Combine variables (columns)

Demo tables

  • x <- tribble(
      ~key, ~val_x,
         1, "x1",
         2, "x2",
         3, "x3"
    )
    y <- tribble(
      ~key, ~val_y,
         1, "y1",
         2, "y2",
         4, "y3"
    )

Inner join

  • An inner join matches pairs of observations whenever their keys are equal:

  • inner_join(x, y, by = "key")

    Same as

    x %>% inner_join(y, by = "key")

Outer join

  • An outer join keeps observations that appear in at least one of the tables.

  • Three types of outer joins:

    • A left join keeps all observations in x.

    • A right join keeps all observations in y.

    • A full join keeps all observations in x or y.

Duplicate keys

  • One table has duplicate keys.


  • x <- tribble(
      ~key, ~val_x,
         1, "x1",
         2, "x2",
         2, "x3",
         1, "x4"
    )
    y <- tribble(
      ~key, ~val_y,
         1, "y1",
         2, "y2"
    )
    left_join(x, y, by = "key")

  • Both tables have duplicate keys. You get all possible combinations, the Cartesian product:


  • x <- tribble(
      ~key, ~val_x,
         1, "x1",
         2, "x2",
         2, "x3",
         3, "x4"
    )
    y <- tribble(
      ~key, ~val_y,
         1, "y1",
         2, "y2",
         2, "y3",
         3, "y4"
    )
    left_join(x, y, by = "key")

  • Let’s create a narrower table from the flights data:

    flights2 <- flights %>% 
      select(year:day, hour, origin, dest, tailnum, carrier)
    flights2

Defining the key columns

  • by = NULL (default): use all variables that appear in both tables:

    # same as: flights2 %>% left_join(weather)
    left_join(flights2, weather)
    ## Joining, by = c("year", "month", "day", "hour", "origin")

  • by = "x": use the common variable x:

    # same as: flights2 %>% left_join(weather)
    left_join(flights2, planes, by = "tailnum")

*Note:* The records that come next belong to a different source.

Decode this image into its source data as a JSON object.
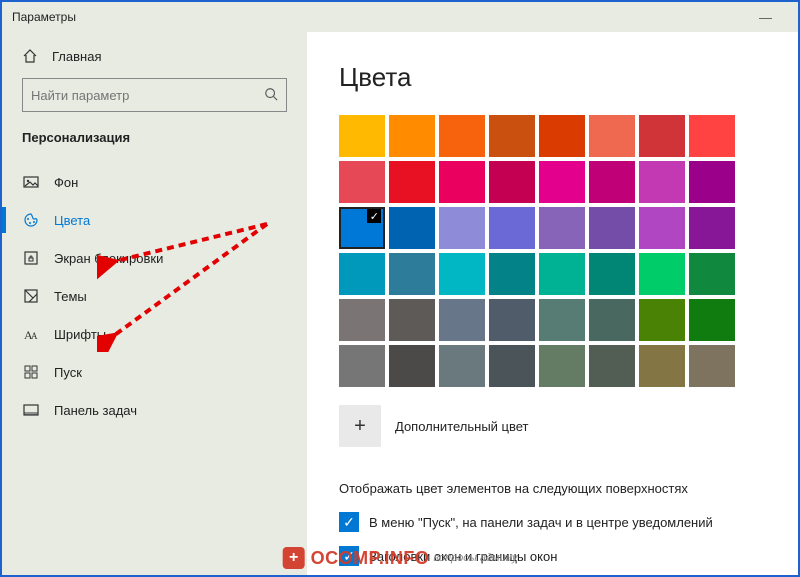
{
  "window": {
    "title": "Параметры",
    "minimize_glyph": "—"
  },
  "sidebar": {
    "home": "Главная",
    "search_placeholder": "Найти параметр",
    "section": "Персонализация",
    "items": [
      {
        "label": "Фон",
        "icon": "image-icon"
      },
      {
        "label": "Цвета",
        "icon": "palette-icon",
        "active": true
      },
      {
        "label": "Экран блокировки",
        "icon": "lock-screen-icon"
      },
      {
        "label": "Темы",
        "icon": "themes-icon"
      },
      {
        "label": "Шрифты",
        "icon": "fonts-icon"
      },
      {
        "label": "Пуск",
        "icon": "start-icon"
      },
      {
        "label": "Панель задач",
        "icon": "taskbar-icon"
      }
    ]
  },
  "main": {
    "heading": "Цвета",
    "custom_color_label": "Дополнительный цвет",
    "surfaces_title": "Отображать цвет элементов на следующих поверхностях",
    "checkbox1": "В меню \"Пуск\", на панели задач и в центре уведомлений",
    "checkbox2": "Заголовки окон и границы окон",
    "selected_index": 16,
    "swatches": [
      "#ffb900",
      "#ff8c00",
      "#f7630c",
      "#ca5010",
      "#da3b01",
      "#ef6950",
      "#d13438",
      "#ff4343",
      "#e74856",
      "#e81123",
      "#ea005e",
      "#c30052",
      "#e3008c",
      "#bf0077",
      "#c239b3",
      "#9a0089",
      "#0078d7",
      "#0063b1",
      "#8e8cd8",
      "#6b69d6",
      "#8764b8",
      "#744da9",
      "#b146c2",
      "#881798",
      "#0099bc",
      "#2d7d9a",
      "#00b7c3",
      "#038387",
      "#00b294",
      "#018574",
      "#00cc6a",
      "#10893e",
      "#7a7574",
      "#5d5a58",
      "#68768a",
      "#515c6b",
      "#567c73",
      "#486860",
      "#498205",
      "#107c10",
      "#767676",
      "#4c4a48",
      "#69797e",
      "#4a5459",
      "#647c64",
      "#525e54",
      "#847545",
      "#7e735f"
    ]
  },
  "watermark": {
    "brand": "OCOMP.INFO",
    "tagline": "вопросы админу"
  }
}
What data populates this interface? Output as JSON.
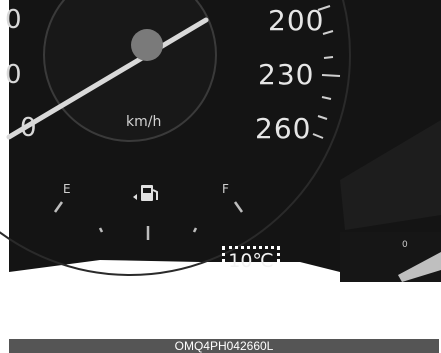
{
  "cluster": {
    "speed_labels": [
      "200",
      "230",
      "260"
    ],
    "left_edge_labels": [
      "0",
      "0",
      "0"
    ],
    "speed_unit": "km/h",
    "fuel_gauge": {
      "empty_label": "E",
      "full_label": "F",
      "icon": "fuel-pump-icon"
    },
    "outside_temperature": "10℃",
    "right_gauge_label": "0"
  },
  "caption": "OMQ4PH042660L",
  "colors": {
    "dial_background": "#141414",
    "needle": "#d9d9d9",
    "highlight_border": "#ffffff",
    "caption_bar": "#555555"
  }
}
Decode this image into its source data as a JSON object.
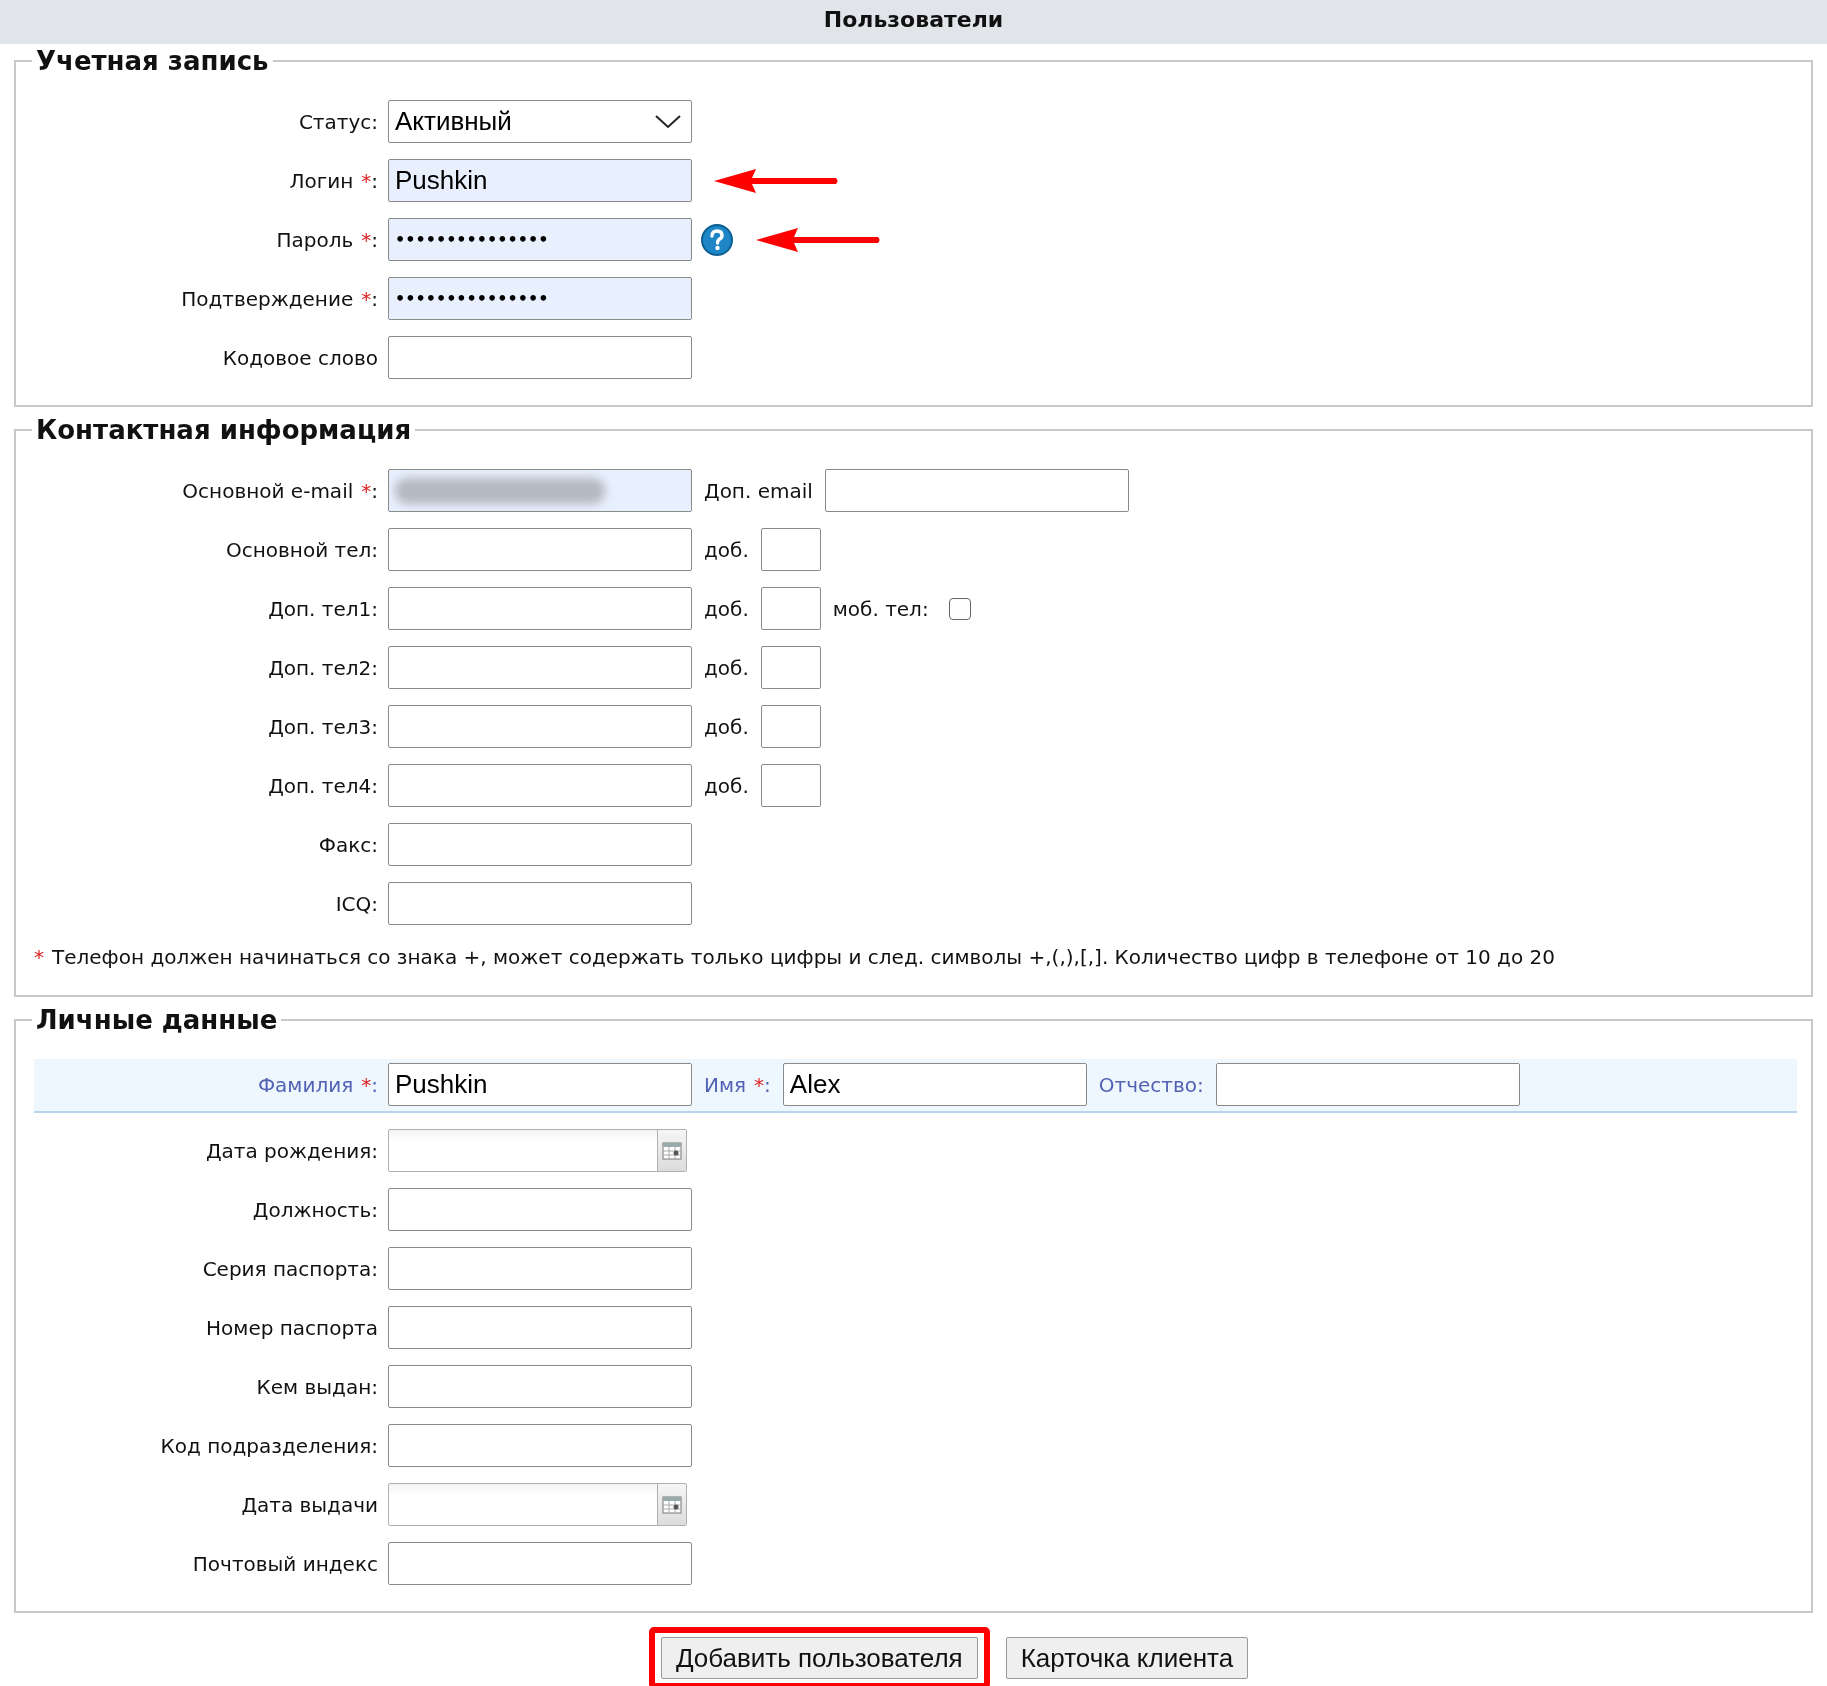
{
  "header": {
    "title": "Пользователи"
  },
  "sections": [
    {
      "title": "Учетная запись",
      "rows": [
        {
          "label": "Статус",
          "colon": ":",
          "controls": [
            {
              "kind": "select",
              "value": "Активный"
            }
          ]
        },
        {
          "label": "Логин",
          "required": "*",
          "colon": ":",
          "controls": [
            {
              "kind": "input",
              "value": "Pushkin",
              "highlighted": true
            },
            {
              "kind": "arrow"
            }
          ]
        },
        {
          "label": "Пароль",
          "required": "*",
          "colon": ":",
          "controls": [
            {
              "kind": "password",
              "value": "•••••••••••••••",
              "highlighted": true
            },
            {
              "kind": "help"
            },
            {
              "kind": "arrow"
            }
          ]
        },
        {
          "label": "Подтверждение",
          "required": "*",
          "colon": ":",
          "controls": [
            {
              "kind": "password",
              "value": "•••••••••••••••",
              "highlighted": true
            }
          ]
        },
        {
          "label": "Кодовое слово",
          "controls": [
            {
              "kind": "input"
            }
          ]
        }
      ]
    },
    {
      "title": "Контактная информация",
      "rows": [
        {
          "label": "Основной e-mail",
          "required": "*",
          "colon": ":",
          "controls": [
            {
              "kind": "input",
              "highlighted": true,
              "redacted": true
            },
            {
              "kind": "text",
              "text": "Доп. email"
            },
            {
              "kind": "input"
            }
          ]
        },
        {
          "label": "Основной тел",
          "colon": ":",
          "controls": [
            {
              "kind": "input"
            },
            {
              "kind": "text",
              "text": "доб."
            },
            {
              "kind": "ext"
            }
          ]
        },
        {
          "label": "Доп. тел1",
          "colon": ":",
          "controls": [
            {
              "kind": "input"
            },
            {
              "kind": "text",
              "text": "доб."
            },
            {
              "kind": "ext"
            },
            {
              "kind": "text",
              "text": "моб. тел:"
            },
            {
              "kind": "checkbox",
              "checked": false
            }
          ]
        },
        {
          "label": "Доп. тел2",
          "colon": ":",
          "controls": [
            {
              "kind": "input"
            },
            {
              "kind": "text",
              "text": "доб."
            },
            {
              "kind": "ext"
            }
          ]
        },
        {
          "label": "Доп. тел3",
          "colon": ":",
          "controls": [
            {
              "kind": "input"
            },
            {
              "kind": "text",
              "text": "доб."
            },
            {
              "kind": "ext"
            }
          ]
        },
        {
          "label": "Доп. тел4",
          "colon": ":",
          "controls": [
            {
              "kind": "input"
            },
            {
              "kind": "text",
              "text": "доб."
            },
            {
              "kind": "ext"
            }
          ]
        },
        {
          "label": "Факс",
          "colon": ":",
          "controls": [
            {
              "kind": "input"
            }
          ]
        },
        {
          "label": "ICQ",
          "colon": ":",
          "controls": [
            {
              "kind": "input"
            }
          ]
        }
      ],
      "note": {
        "mark": "*",
        "text": "Телефон должен начинаться со знака +, может содержать только цифры и след. символы +,(,),[,]. Количество цифр в телефоне от 10 до 20"
      }
    },
    {
      "title": "Личные данные",
      "rows": [
        {
          "label": "Фамилия",
          "required": "*",
          "colon": ":",
          "band": true,
          "controls": [
            {
              "kind": "input",
              "value": "Pushkin"
            },
            {
              "kind": "text",
              "text": "Имя",
              "required": "*",
              "colon": ":"
            },
            {
              "kind": "input",
              "value": "Alex"
            },
            {
              "kind": "text",
              "text": "Отчество:"
            },
            {
              "kind": "input"
            }
          ]
        },
        {
          "label": "Дата рождения",
          "colon": ":",
          "controls": [
            {
              "kind": "date"
            }
          ]
        },
        {
          "label": "Должность",
          "colon": ":",
          "controls": [
            {
              "kind": "input"
            }
          ]
        },
        {
          "label": "Серия паспорта",
          "colon": ":",
          "controls": [
            {
              "kind": "input"
            }
          ]
        },
        {
          "label": "Номер паспорта",
          "controls": [
            {
              "kind": "input"
            }
          ]
        },
        {
          "label": "Кем выдан",
          "colon": ":",
          "controls": [
            {
              "kind": "input"
            }
          ]
        },
        {
          "label": "Код подразделения",
          "colon": ":",
          "controls": [
            {
              "kind": "input"
            }
          ]
        },
        {
          "label": "Дата выдачи",
          "controls": [
            {
              "kind": "date"
            }
          ]
        },
        {
          "label": "Почтовый индекс",
          "controls": [
            {
              "kind": "input"
            }
          ]
        }
      ]
    }
  ],
  "buttons": [
    {
      "label": "Добавить пользователя",
      "highlighted": true
    },
    {
      "label": "Карточка клиента",
      "highlighted": false
    }
  ]
}
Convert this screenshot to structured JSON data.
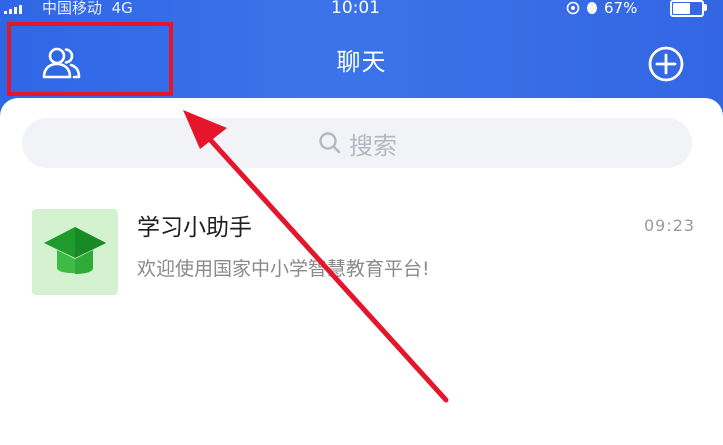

  • by = c("a" = "b"): match variable a in table x to the variable b in table y.

    # same as: flights2 %>% left_join(weather)
    left_join(flights2, airports, by = c("dest" = "faa"))

Combine cases (rows)


Semi-join

  • semi_join(x, y) keesp the rows in x that have a match in y.

  • Useful to see what will be joined.


  • semi_join(flights, top_dest)
    ## Joining, by = "dest"

Anti-join

  • anti_join(x, y) keeps the rows that don’t have a match.

  • Useful to see what will not be joined.


  • flights %>% 
      anti_join(planes, by = "tailnum") %>%
      count(tailnum, sort = TRUE)

Set operations

  • Generate two tables:

    df1 <- tribble(
      ~x, ~y,
       1,  1,
       2,  1
    )
    df2 <- tribble(
      ~x, ~y,
       1,  1,
       1,  2
    )

  • bind_rows(x, y) stacks table x one on top of y.

    bind_rows(df1, df2)
  • intersect(x, y) returns rows that appear in both x and y.

    intersect(df1, df2)

  • union(x, y) returns unique observations in x and y.

    union(df1, df2)

  • setdiff(x, y) returns rows that appear in x but not in y.

    setdiff(df1, df2)
    setdiff(df2, df1)